Nigerian military personnel can be found on active deployment in no fewer than 30 states of the federation, tackling internal security threats that ordinarily should have been left to the police and paramilitary agencies to contain, a report said Wednesday.
SBM Intelligence, a strategic intelligence analysis firm, said the situation had taken an appalling toll on the overall capacity of the military, and explained the frequent clashes between soldiers and civilians.
The report also says that Nigeria has one of the lowest military-to-civilian ratio of nine personnel to every 10,000 people, a situation it said was alarming for the country’s security framework.
“The military involvement in security of almost every state in the country speaks to the sorry state of our policing and a failure of intelligence services,” the report said. “Police reforms are overdue and the APC government must now make good its promise to devolve policing to the local level.”
According to the report, Abia, Anambra, Bauchi, Edo, Imo, Kano, Kogi, Kwara, Osun, Oyo represented states “in which the military has been deployed to deal with organised crime”.
Akwa Ibom, Bayelsa, Benue, Cross River, Delta, Enugu, Gombe, Kaduna, Lagos, Nasarawa, Niger, Ogun, Ondo, Plateau, Rivers, Taraba and Zamfara represented states “in which the military has been deployed against a non-state actor which actively takes Nigerian lives or destroys government and private property”.
Adamawa, Borno and Yobe were said to be the states “in which the military deployed and in an ongoing battle to reclaim Nigerian territory or pacify reclaimed territory”.

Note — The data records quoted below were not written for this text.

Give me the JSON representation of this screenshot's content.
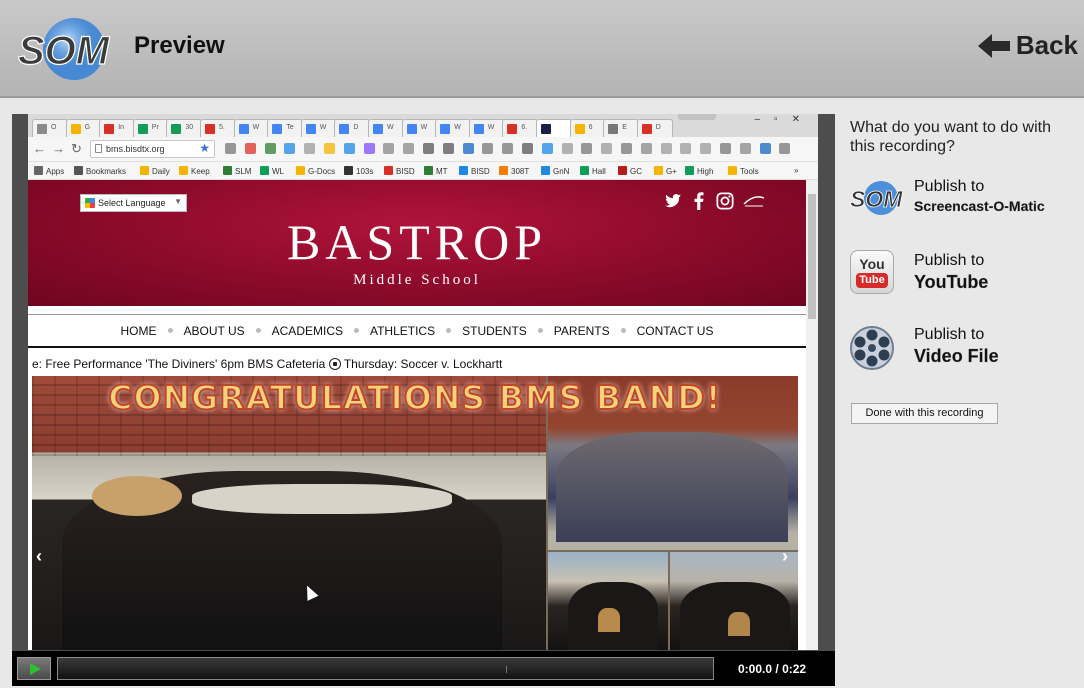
{
  "app": {
    "title": "Preview",
    "back_label": "Back",
    "logo_text": "SOM"
  },
  "browser": {
    "tabs": [
      "O",
      "G",
      "In",
      "Pr",
      "30",
      "5.",
      "W",
      "Te",
      "W",
      "D",
      "W",
      "W",
      "W",
      "W",
      "6.",
      "",
      "6",
      "E",
      "D"
    ],
    "url": "bms.bisdtx.org",
    "bookmarks": [
      "Apps",
      "Bookmarks",
      "Daily",
      "Keep",
      "SLM",
      "WL",
      "G-Docs",
      "103s",
      "BISD",
      "MT",
      "BISD",
      "308T",
      "GnN",
      "Hall",
      "GC",
      "G+",
      "High",
      "Tools"
    ],
    "more_bookmarks": "»"
  },
  "website": {
    "translate_label": "Select Language",
    "school_name": "BASTROP",
    "school_sub": "Middle School",
    "nav": [
      "HOME",
      "ABOUT US",
      "ACADEMICS",
      "ATHLETICS",
      "STUDENTS",
      "PARENTS",
      "CONTACT US"
    ],
    "ticker_before": "e: Free Performance 'The Diviners' 6pm BMS Cafeteria ",
    "ticker_after": " Thursday: Soccer v. Lockhartt",
    "slide_headline": "CONGRATULATIONS BMS BAND!",
    "prev_arrow": "‹",
    "next_arrow": "›"
  },
  "player": {
    "current_time": "0:00.0",
    "separator": "/",
    "duration": "0:22",
    "progress": 0
  },
  "panel": {
    "prompt": "What do you want to do with this recording?",
    "options": [
      {
        "line1": "Publish to",
        "line2": "Screencast-O-Matic",
        "icon": "som-icon"
      },
      {
        "line1": "Publish to",
        "line2": "YouTube",
        "icon": "youtube-icon"
      },
      {
        "line1": "Publish to",
        "line2": "Video File",
        "icon": "film-reel-icon"
      }
    ],
    "youtube_icon_top": "You",
    "youtube_icon_bottom": "Tube",
    "done_label": "Done with this recording"
  },
  "colors": {
    "banner": "#8c0a2a",
    "play_green": "#2ec02e",
    "headline": "#f6d37a"
  }
}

Military personnel have not been deployed to Ebonyi, FCT, Jigawa, Katsina, Kebbi and Sokoto in a security capacity within the last six months.
The report urged the government to make more use of intelligence than force in dealing with crises.
“Intelligence needs to be more surgical in its execution so that the security issues that require force to correct are rather prevented or arrested before they escalate,” it said.